Short rates ease while long rates firm

The Administration sees only a modest decline in the 3-month T-bill – from 4.8 percent in 2007 to 4.6 percent in 2008. This likely would be consistent with only one cut in the fed funds target in early 2008 or possibly late 2007. However, based on recent actions by central banks in New Zealand and by the European Central Bank, short rates may be headed higher instead of down.

 

 

While short rates are easing over the forecast horizon, long rates are headed in the other direction. The 10-year Treasury note is forecast to rise 10 basis points in each of the next three years. This is not a huge firming and likely reflects continued healthy consumer demand for loanable funds and moderately strong business investment.

 

 

The higher long-term rates are consistent with a strong economy.
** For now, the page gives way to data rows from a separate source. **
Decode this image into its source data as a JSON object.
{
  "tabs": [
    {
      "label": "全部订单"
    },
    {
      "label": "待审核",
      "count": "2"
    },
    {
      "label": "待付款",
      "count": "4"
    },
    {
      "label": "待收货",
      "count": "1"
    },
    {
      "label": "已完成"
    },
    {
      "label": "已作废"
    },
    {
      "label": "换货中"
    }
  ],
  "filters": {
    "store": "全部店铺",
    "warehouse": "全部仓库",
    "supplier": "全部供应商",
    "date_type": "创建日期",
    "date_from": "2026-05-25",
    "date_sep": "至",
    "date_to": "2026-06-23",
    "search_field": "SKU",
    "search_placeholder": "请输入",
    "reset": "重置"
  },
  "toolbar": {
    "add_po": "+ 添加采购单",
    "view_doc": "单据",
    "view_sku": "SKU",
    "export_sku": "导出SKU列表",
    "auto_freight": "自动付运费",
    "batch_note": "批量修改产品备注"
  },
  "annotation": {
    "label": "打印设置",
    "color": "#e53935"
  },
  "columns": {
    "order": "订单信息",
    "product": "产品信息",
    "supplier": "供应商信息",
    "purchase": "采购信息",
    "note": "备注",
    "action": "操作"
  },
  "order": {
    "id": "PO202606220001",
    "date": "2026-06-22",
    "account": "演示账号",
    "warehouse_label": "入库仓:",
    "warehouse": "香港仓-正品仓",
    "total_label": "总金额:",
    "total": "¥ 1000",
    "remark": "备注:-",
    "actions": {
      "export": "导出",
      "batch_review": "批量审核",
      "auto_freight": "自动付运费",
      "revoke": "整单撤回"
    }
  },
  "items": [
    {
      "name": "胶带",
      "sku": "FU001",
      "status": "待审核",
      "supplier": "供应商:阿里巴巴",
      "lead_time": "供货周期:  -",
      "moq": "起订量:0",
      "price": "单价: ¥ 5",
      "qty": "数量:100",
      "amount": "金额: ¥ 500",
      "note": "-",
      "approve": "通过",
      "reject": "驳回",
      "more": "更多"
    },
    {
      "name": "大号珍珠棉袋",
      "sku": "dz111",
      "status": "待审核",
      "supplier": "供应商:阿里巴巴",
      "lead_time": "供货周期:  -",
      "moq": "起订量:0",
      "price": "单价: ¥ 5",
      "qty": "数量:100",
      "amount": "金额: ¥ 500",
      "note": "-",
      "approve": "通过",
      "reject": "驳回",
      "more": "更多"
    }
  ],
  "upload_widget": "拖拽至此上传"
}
Apparently, the CEA does not believe there is a rising inflation premium in the 10-year T-note since the CEA is forecasting an easing in inflation over this same period.

 

Bottom Line

The CEA’s latest economic forecast is not dramatically different from many private forecasts.  However, around the edges there are some question marks. The combined nudging of various forecast components may not stick together further out in the forecast range. Is it realistic to expect trend economic growth over the forecast horizon, a still tight labor market, and for inflation to ease? With foreign central banks in a tightening mood, the forecast for lower short-term rates next year may miss significantly. The CEA probably has the rest of 2007 about right. But if real growth is as forecast, then the Fed will likely have to nudge rates up a bit late this year or early in 2008.